Waterwheel at Onden (25.7 x 38.1 cm), from The Thirty-six Views of Mount Fuj series (Courtesy of Christie’s)

It wasn’t until 1853 – four years after Hokusai’s death in 1849 – that his works, along with those by other Ukiyo-e artists such as Utagawa Hiroshige and Kitagawa Utamaro,  began travelling to the West following the end of the 220-year-old seclusion policy, and, little by little, made their mark on the Western art scene.

Ejiri, Suruga Province, 1831 (Courtesy to British Museum)

In the beginning, the delicate prints were used as product packaging.

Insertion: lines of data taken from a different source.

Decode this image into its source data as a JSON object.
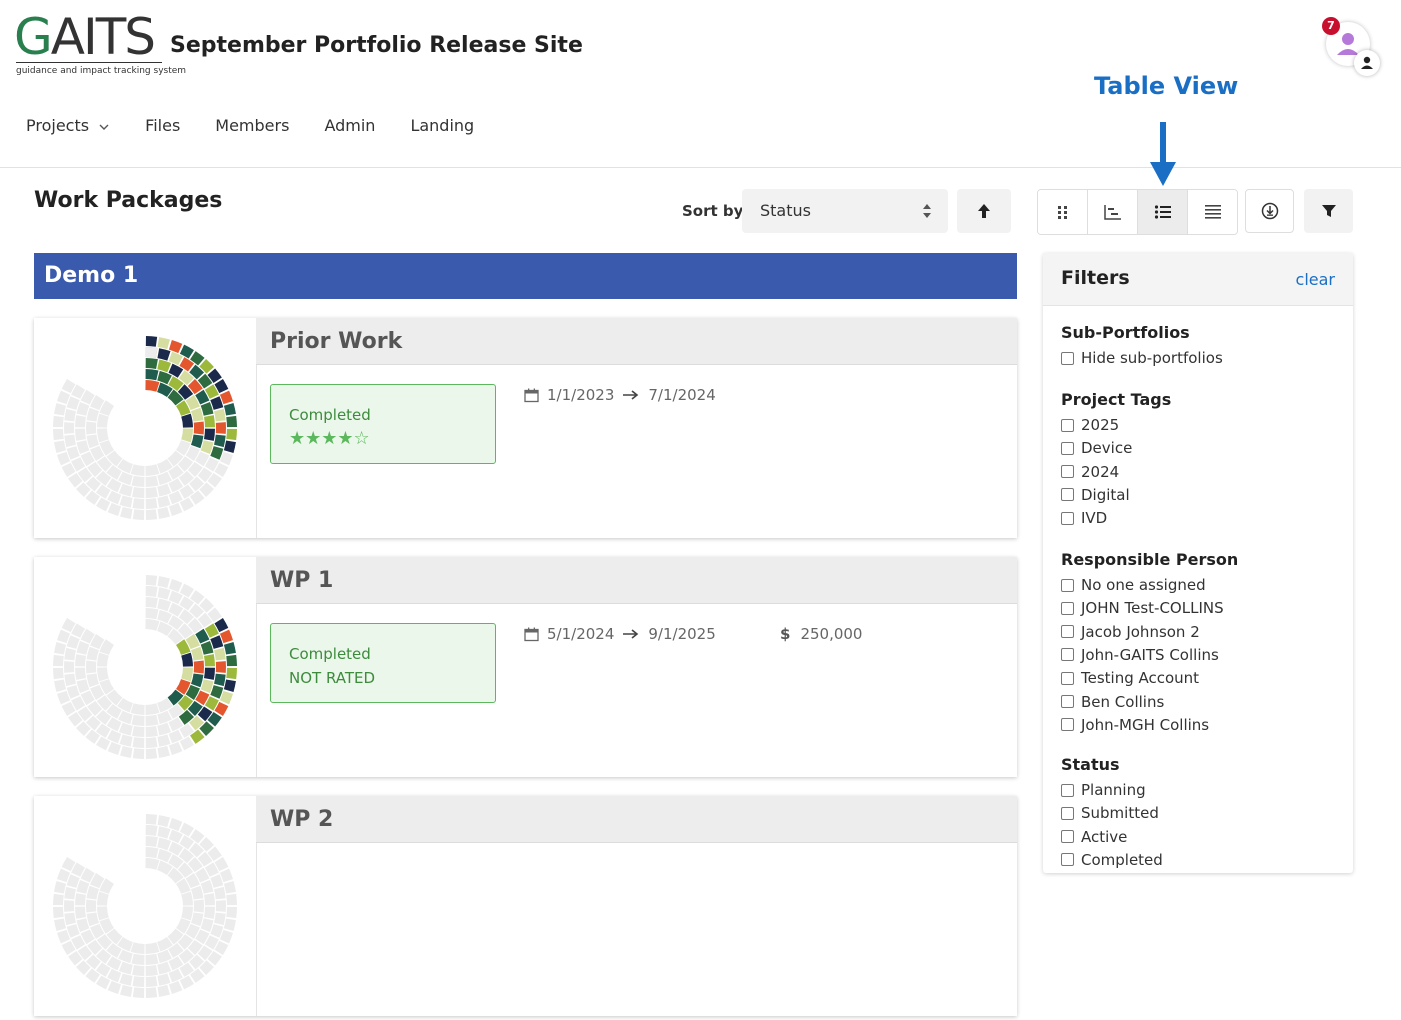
{
  "brand": {
    "logo_text_g": "G",
    "logo_text_rest": "AITS",
    "logo_tagline": "guidance and impact tracking system",
    "site_title": "September Portfolio Release Site"
  },
  "user": {
    "notification_count": "7"
  },
  "nav": {
    "items": [
      "Projects",
      "Files",
      "Members",
      "Admin",
      "Landing"
    ]
  },
  "annotation": {
    "label": "Table View"
  },
  "page": {
    "title": "Work Packages"
  },
  "sort": {
    "label": "Sort by",
    "selected": "Status"
  },
  "group": {
    "name": "Demo 1"
  },
  "work_packages": [
    {
      "title": "Prior Work",
      "status_line1": "Completed",
      "status_line2": "★★★★☆",
      "start": "1/1/2023",
      "end": "7/1/2024",
      "budget": ""
    },
    {
      "title": "WP 1",
      "status_line1": "Completed",
      "status_line2": "NOT RATED",
      "start": "5/1/2024",
      "end": "9/1/2025",
      "budget": "250,000"
    },
    {
      "title": "WP 2",
      "status_line1": "",
      "status_line2": "",
      "start": "",
      "end": "",
      "budget": ""
    }
  ],
  "filters": {
    "title": "Filters",
    "clear_label": "clear",
    "sections": [
      {
        "heading": "Sub-Portfolios",
        "options": [
          "Hide sub-portfolios"
        ]
      },
      {
        "heading": "Project Tags",
        "options": [
          "2025",
          "Device",
          "2024",
          "Digital",
          "IVD"
        ]
      },
      {
        "heading": "Responsible Person",
        "options": [
          "No one assigned",
          "JOHN Test-COLLINS",
          "Jacob Johnson 2",
          "John-GAITS Collins",
          "Testing Account",
          "Ben Collins",
          "John-MGH Collins"
        ]
      },
      {
        "heading": "Status",
        "options": [
          "Planning",
          "Submitted",
          "Active",
          "Completed"
        ]
      }
    ]
  },
  "colors": {
    "accent_blue": "#1a6fc4",
    "group_header": "#3a5aad",
    "status_green": "#5cb85c",
    "badge_red": "#c8102e"
  },
  "icons": {
    "view_buttons": [
      "grid-view-icon",
      "gantt-view-icon",
      "list-view-icon",
      "table-view-icon"
    ],
    "download": "download-icon",
    "filter": "filter-funnel-icon"
  }
}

By the late 19th century, after Paris’ Exposition Universelle in 1867 which brought the beauty of Ukiyo-e to the attention of French painters,Japanese art was all the rage in Paris, influencing the likes of Claude Monet, Édouard Manet, Edgar Degas, and, in particular, Vincent van Gogh and his Japonaiserie style.

Almond Blossom, 1890 (73.3 cm x 92.4 cm) (Courtesy of Van Gogh Museum)

There was even a debate as to rather The Starry Night (1889) by Post-Impressionist Vincent van Gogh was inspired by the Great Wave, given the notable resemblance between the swirling sky and the frothing wave.

The Starry Night, Saint Rémy, 1889 (Courtesy of MoMA)

Another unfinished publication project – the macabre “One Hundred Ghost Tales” (Hyaku monogatari) series – features richer colour and even wilder imagination, yet it has received little attention in the art world.